Trösten

Morgenandacht
Trösten
23.08.2016 - 06:35
22.08.2016
Pastor Frank Mühring

Trösten, das klingt so einfach und ist doch so schwer. Als junger Pastor mit nur wenig Berufserfahrung war ich als Seelsorger in einem Krankenhaus eingesetzt. Mit Menschen ins Gespräch zu kommen war dort meine Aufgabe. Um eine Station aber machte ich immer instinktiv einen Bogen. Dort waren die Männer und Frauen untergebracht, die am Kehlkopf operiert waren. Viele von ihnen konnten nicht sprechen. Wenn, dann nur mit einer tiefen schnarrenden Grabesstimme, die mich frösteln ließ. Ich fragte mich: Wie soll ich von Mensch zu Mensch mit Leuten reden, die nach einer Operation überhaupt nicht antworten können? Wie soll man so jemandem Trost spenden?

 

Einen Schreibblock und einen Kugelschreiber hatte ich stets griffbereit in der Jackentasche. So würde zumindest jemand in ein paar Worten aufschreiben können, was er auf dem Herzen hat. Dennoch fühlte ich mich bei diesen Patienten wie ein hilfloser Tröster. Mein einziges Werkzeug, die Sprache, schien hier nicht zu funktionieren. Oder wenn, dann nur in eine Richtung.

 

Einer der Männer aber, der frisch operiert war, machte mir Mut. Er muss meine Unsicherheit gespürt haben. Als ich schüchtern in das Zimmer des Patienten trat und nicht so recht wusste, wie ich in Kontakt treten sollte, zwinkerte er mir aus seinen hellen blauen Augen zu. Mehrmals, man konnte es nicht übersehen. Er streckte seine Hand aus und deutete auffordernd auf einen freien Stuhl. Als er meinen Schreibblock sah, bat er mich darum. Nur zwei Worte schrieb er auf: „Dableiben bitte.“ Und dann nickte er kräftig mit dem Kopf, als wollte er mir sagen: Mensch, trau dich doch, einfach ein paar Minuten bei mir zu sein.

 

Dableiben bitte. Das ist Trost. Trösten, das heißt nicht unbedingt Worte zu machen. Worte können manchmal reichlich unpassend sein. Können hohles Gerede sein und leeres Stroh bedeuten. Die Erfahrung aus dem Krankenhaus zeigt: Tröstlicher kann es für einen Menschen sein, mit seinem Gegenüber zu schweigen. Die Stille miteinander auszuhalten. Weil es im Grunde nichts zu sagen gibt. Weil Patient und Seelsorger beide genau wissen, wie ernst die Lage ist. Und  jedes überflüssige Wort stören würde. Dableiben bitte. Das ist Trost. Nicht wegzulaufen, auch wenn dich alle abschreckt zur Flucht drängt. Das Wort „Beistand“ drückt es gut aus. Manchmal kann man nur am Krankenbett dabei stehen. Aber das genügt und ist richtig. Nahe sein. Beieinander bleiben. In dieser Erfahrung liegt ein tiefer Trost.

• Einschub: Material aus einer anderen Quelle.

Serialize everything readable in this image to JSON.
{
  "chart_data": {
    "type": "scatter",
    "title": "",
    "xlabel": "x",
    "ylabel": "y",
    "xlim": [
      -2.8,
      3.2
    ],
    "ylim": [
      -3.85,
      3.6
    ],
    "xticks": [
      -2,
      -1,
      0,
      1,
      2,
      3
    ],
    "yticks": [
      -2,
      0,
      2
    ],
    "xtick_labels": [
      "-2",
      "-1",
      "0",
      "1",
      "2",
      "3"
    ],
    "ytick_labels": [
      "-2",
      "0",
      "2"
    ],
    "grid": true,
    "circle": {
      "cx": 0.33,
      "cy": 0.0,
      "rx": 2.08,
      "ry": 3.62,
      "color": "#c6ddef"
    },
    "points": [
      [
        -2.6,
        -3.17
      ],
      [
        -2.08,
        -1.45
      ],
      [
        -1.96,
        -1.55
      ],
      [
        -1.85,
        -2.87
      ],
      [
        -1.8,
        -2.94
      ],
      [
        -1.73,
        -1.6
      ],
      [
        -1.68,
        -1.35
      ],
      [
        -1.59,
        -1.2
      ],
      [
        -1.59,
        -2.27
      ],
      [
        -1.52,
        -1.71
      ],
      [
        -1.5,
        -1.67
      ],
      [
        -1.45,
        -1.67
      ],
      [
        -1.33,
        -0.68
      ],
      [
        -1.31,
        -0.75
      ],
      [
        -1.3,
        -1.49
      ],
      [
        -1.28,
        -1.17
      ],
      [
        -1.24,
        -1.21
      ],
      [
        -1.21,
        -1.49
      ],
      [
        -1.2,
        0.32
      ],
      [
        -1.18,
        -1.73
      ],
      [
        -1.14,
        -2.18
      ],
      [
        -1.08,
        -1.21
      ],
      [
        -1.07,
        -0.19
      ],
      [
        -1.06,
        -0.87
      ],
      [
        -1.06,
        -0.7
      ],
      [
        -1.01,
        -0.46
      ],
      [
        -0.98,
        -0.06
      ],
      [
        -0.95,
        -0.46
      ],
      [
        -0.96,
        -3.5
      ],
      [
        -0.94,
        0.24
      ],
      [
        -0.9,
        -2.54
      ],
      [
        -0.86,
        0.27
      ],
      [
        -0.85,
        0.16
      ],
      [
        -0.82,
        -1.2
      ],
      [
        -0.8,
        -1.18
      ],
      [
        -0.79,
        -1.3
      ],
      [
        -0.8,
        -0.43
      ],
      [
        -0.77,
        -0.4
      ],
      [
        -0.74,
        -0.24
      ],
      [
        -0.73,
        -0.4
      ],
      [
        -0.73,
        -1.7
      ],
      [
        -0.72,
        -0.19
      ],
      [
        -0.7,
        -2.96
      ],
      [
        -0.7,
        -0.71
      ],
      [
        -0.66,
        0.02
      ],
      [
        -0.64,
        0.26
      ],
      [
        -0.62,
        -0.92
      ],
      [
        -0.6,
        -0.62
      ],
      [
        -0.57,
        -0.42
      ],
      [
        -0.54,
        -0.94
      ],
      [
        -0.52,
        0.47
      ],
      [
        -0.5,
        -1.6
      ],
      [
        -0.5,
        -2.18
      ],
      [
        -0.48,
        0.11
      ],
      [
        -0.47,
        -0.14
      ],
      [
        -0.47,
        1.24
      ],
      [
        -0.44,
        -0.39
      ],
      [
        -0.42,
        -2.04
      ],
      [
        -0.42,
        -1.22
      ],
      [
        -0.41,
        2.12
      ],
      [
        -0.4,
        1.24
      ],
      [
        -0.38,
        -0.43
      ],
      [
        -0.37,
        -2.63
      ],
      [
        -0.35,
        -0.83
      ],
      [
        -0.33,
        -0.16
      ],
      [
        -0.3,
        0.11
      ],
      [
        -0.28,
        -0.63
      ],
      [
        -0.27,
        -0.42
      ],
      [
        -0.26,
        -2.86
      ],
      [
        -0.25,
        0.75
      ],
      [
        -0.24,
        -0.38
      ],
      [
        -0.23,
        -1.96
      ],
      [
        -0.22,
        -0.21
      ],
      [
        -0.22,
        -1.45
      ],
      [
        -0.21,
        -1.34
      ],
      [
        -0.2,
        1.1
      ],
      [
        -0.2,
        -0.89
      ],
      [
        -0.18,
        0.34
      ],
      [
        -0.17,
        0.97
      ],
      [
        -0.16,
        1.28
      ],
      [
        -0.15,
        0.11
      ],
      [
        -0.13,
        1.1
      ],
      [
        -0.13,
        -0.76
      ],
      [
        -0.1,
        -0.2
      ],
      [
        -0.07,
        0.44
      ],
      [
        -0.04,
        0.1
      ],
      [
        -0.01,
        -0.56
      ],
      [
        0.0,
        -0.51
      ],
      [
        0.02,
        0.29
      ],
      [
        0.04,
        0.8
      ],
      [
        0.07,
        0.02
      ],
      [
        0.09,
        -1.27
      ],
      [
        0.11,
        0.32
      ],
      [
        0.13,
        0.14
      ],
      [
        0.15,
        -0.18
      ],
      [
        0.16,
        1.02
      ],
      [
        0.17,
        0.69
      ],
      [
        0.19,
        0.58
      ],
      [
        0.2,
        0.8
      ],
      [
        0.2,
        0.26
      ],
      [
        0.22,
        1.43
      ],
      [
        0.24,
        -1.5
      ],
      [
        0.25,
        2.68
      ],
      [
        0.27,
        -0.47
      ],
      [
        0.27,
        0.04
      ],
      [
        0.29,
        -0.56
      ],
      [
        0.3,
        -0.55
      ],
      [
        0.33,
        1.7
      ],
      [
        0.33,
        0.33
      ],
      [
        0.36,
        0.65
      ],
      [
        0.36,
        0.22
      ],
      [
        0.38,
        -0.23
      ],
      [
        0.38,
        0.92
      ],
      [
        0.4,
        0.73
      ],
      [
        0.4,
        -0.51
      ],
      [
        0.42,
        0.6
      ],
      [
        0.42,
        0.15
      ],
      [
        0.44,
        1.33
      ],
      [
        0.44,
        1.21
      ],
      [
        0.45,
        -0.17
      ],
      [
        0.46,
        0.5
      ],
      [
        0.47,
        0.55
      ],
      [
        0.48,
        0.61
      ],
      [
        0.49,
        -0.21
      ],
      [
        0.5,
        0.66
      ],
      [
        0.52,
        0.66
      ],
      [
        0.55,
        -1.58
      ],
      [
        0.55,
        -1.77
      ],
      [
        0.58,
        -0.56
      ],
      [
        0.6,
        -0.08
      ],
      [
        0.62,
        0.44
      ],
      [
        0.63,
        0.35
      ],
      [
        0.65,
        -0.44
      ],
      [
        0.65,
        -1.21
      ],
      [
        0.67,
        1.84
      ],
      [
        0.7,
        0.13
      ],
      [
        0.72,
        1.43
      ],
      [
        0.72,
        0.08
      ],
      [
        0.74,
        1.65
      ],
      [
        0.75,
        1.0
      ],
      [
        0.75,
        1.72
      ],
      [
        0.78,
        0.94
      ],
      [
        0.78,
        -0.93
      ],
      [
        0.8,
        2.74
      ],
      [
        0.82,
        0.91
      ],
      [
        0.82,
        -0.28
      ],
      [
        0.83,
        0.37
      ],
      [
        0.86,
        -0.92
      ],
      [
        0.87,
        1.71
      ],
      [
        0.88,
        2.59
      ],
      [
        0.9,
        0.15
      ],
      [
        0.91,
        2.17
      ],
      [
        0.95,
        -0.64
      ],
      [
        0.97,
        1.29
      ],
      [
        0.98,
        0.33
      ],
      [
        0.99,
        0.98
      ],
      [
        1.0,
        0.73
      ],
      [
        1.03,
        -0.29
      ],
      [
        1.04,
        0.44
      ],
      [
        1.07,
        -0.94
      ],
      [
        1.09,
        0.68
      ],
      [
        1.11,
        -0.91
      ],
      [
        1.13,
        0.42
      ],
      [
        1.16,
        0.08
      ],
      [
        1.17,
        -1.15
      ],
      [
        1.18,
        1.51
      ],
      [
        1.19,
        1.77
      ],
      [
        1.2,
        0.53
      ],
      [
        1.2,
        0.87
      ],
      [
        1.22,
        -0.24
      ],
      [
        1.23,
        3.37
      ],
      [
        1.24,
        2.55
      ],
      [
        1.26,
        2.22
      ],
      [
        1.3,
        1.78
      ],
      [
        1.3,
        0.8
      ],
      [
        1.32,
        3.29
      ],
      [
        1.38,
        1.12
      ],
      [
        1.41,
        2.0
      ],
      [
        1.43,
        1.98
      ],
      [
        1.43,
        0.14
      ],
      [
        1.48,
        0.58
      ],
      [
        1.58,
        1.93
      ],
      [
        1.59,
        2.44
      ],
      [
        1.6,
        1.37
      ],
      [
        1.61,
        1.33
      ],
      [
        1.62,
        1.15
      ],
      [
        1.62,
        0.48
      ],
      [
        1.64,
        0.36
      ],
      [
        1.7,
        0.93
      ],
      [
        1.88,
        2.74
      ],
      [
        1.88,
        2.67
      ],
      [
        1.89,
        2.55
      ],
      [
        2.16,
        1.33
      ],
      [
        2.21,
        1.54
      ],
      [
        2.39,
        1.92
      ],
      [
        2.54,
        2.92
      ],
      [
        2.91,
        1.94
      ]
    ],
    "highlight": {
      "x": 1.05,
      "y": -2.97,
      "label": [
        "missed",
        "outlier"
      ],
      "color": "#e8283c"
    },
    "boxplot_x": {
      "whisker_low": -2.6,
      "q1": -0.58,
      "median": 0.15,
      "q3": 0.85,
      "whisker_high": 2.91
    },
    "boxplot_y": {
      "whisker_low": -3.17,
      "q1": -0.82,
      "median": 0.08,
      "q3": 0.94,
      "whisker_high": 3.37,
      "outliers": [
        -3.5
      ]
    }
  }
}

Dableiben. Das macht auch Gott mit uns, wenn ein Schatten auf unser Leben gefallen ist. Er ist der Gott allen Trostes. Das zeigt mir das Kreuz. Es ist auch ein stummes Zeichen. Es macht nicht viele Worte. Aber es sagt mir: Gott kennt das Leid. Durch seinen Sohn Jesus Christus hat er es selbst erlebt. Die Angst vor Schmerz und Tod. Gott bleibt da, wenn dein Weg schwierig ist. In seiner Nähe darfst du schweigen. Bedürftig sein. Bei ihm darfst du weinen. Dadurch wird nicht gleich dein ganzes Leben wieder heil. Aber du weißt: Gott ist mir nahe. Er bleibt bei mir, wenn ich tief unten bin. Dafür steht das Kreuz.

In dem Zimmer des Kehlkopfpatienten blieb ich viel länger, als ich mir vorgenommen hatte. Wir schwiegen eine gehörige Zeit. Nach vielen, für mich kaum endenden Minuten, da wir beieinander saßen,  konnte der Mann fast ohne Stimme weinen. Die Tränen liefen ihm nur so über das Gesicht. Ich reichte ihm eine Packung Papiertaschentücher. In dem Moment kam es mir so vor, als lachte und weinte der Mann zugleich.